At A Glance
- Albay 2nd district Rep. Joey Salceda believes inflation will ease beginning next month after the reported year-on-year inflation rate of 6.1 percent in September.
- Salceda chairs the Committee on Ways and Means.
Albay 2nd district Rep. Joey Salceda (Facebook)
"It gets better from here."
Economist-solon Albay 2nd district Rep. Joey Salceda gave this assessment Thursday, Oct. 5 on the reported year-on-year inflation rate of 6.1 percent in September.
Salceda, chairman of the House Committee on Ways and Means, said the September inflation rate was “due to oil and rice price shocks during month” but “is expected to dissipate in the October figures” due to the sharp decline in global oil prices during the end of September and compliance with the rice price ceiling imposed by the President.

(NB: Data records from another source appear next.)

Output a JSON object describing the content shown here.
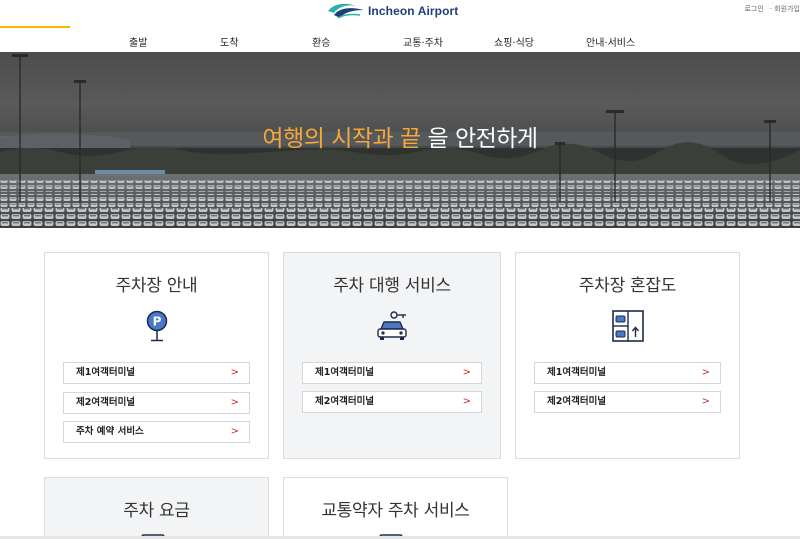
{
  "header": {
    "logo_text": "Incheon Airport",
    "util": {
      "login": "로그인",
      "join": "· 회원가입"
    },
    "nav": [
      {
        "label": "출발"
      },
      {
        "label": "도착"
      },
      {
        "label": "환승"
      },
      {
        "label": "교통·주차"
      },
      {
        "label": "쇼핑·식당"
      },
      {
        "label": "안내·서비스"
      }
    ]
  },
  "hero": {
    "title_highlight": "여행의 시작과 끝",
    "title_rest": " 을 안전하게"
  },
  "cards": {
    "parking_info": {
      "title": "주차장 안내",
      "links": [
        "제1여객터미널",
        "제2여객터미널",
        "주차 예약 서비스"
      ]
    },
    "valet": {
      "title": "주차 대행 서비스",
      "links": [
        "제1여객터미널",
        "제2여객터미널"
      ]
    },
    "congestion": {
      "title": "주차장 혼잡도",
      "links": [
        "제1여객터미널",
        "제2여객터미널"
      ]
    },
    "fee": {
      "title": "주차 요금"
    },
    "accessible": {
      "title": "교통약자 주차 서비스"
    }
  },
  "arrow_glyph": ">",
  "colors": {
    "accent_orange": "#f5a83a",
    "accent_yellow": "#f5b800",
    "arrow_red": "#d0282e",
    "brand_navy": "#1f3f78",
    "brand_teal": "#2bb3a8",
    "card_gray": "#f3f4f6"
  }
}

“The September inflation figure is due almost entirely to rice price spikes and the global oil price spike. The PSA (Philippine Statistics Authority) collects data on the first five days of the month, and on the 15 to 17th days, so it captured a lot of the speculative rise in global oil prices, but not the sharp declines that followed Sept. 27," he said.
“So, this is a snapshot in time past, and we have to analyze it in that light. The weeks after data collected were entirely better, and we’ll catch that next month,” Salceda added.
“In other words, this is probably the worst inflation rate we will record for the -ber months, and it gets better from here," the Bicolano said.
Salceda added that “The estimates I released to fund managers last month was actually at 6.2 percent, using modelling I’ve used since the 1990s. This inflation is imported.”
Rice prices went up 17.9 percent year-on-year in September, “but world prices of rice also sharply declined on Sept. 27, and are now at their August lows".
“So, the September figures also do not capture the sudden decline in world prices. Correctly, President Marcos has also already lifted the rice price cap under EO 39, as both global and local conditions have since become more manageable,” he explained.
Last Aug. 31, President Marcos imposed a price ceiling for regular milled rice at P41 per kilo, and for well-milled rice is P45 per kilo under Executive Order (EO) No.39.
Marcos has said that the price cap was just a temporary measure.
“In short," Salceda said, "Things have gotten better, and the data didn’t capture it yet because the methodology covers the first half of the month. Expect it captured in the October figures.”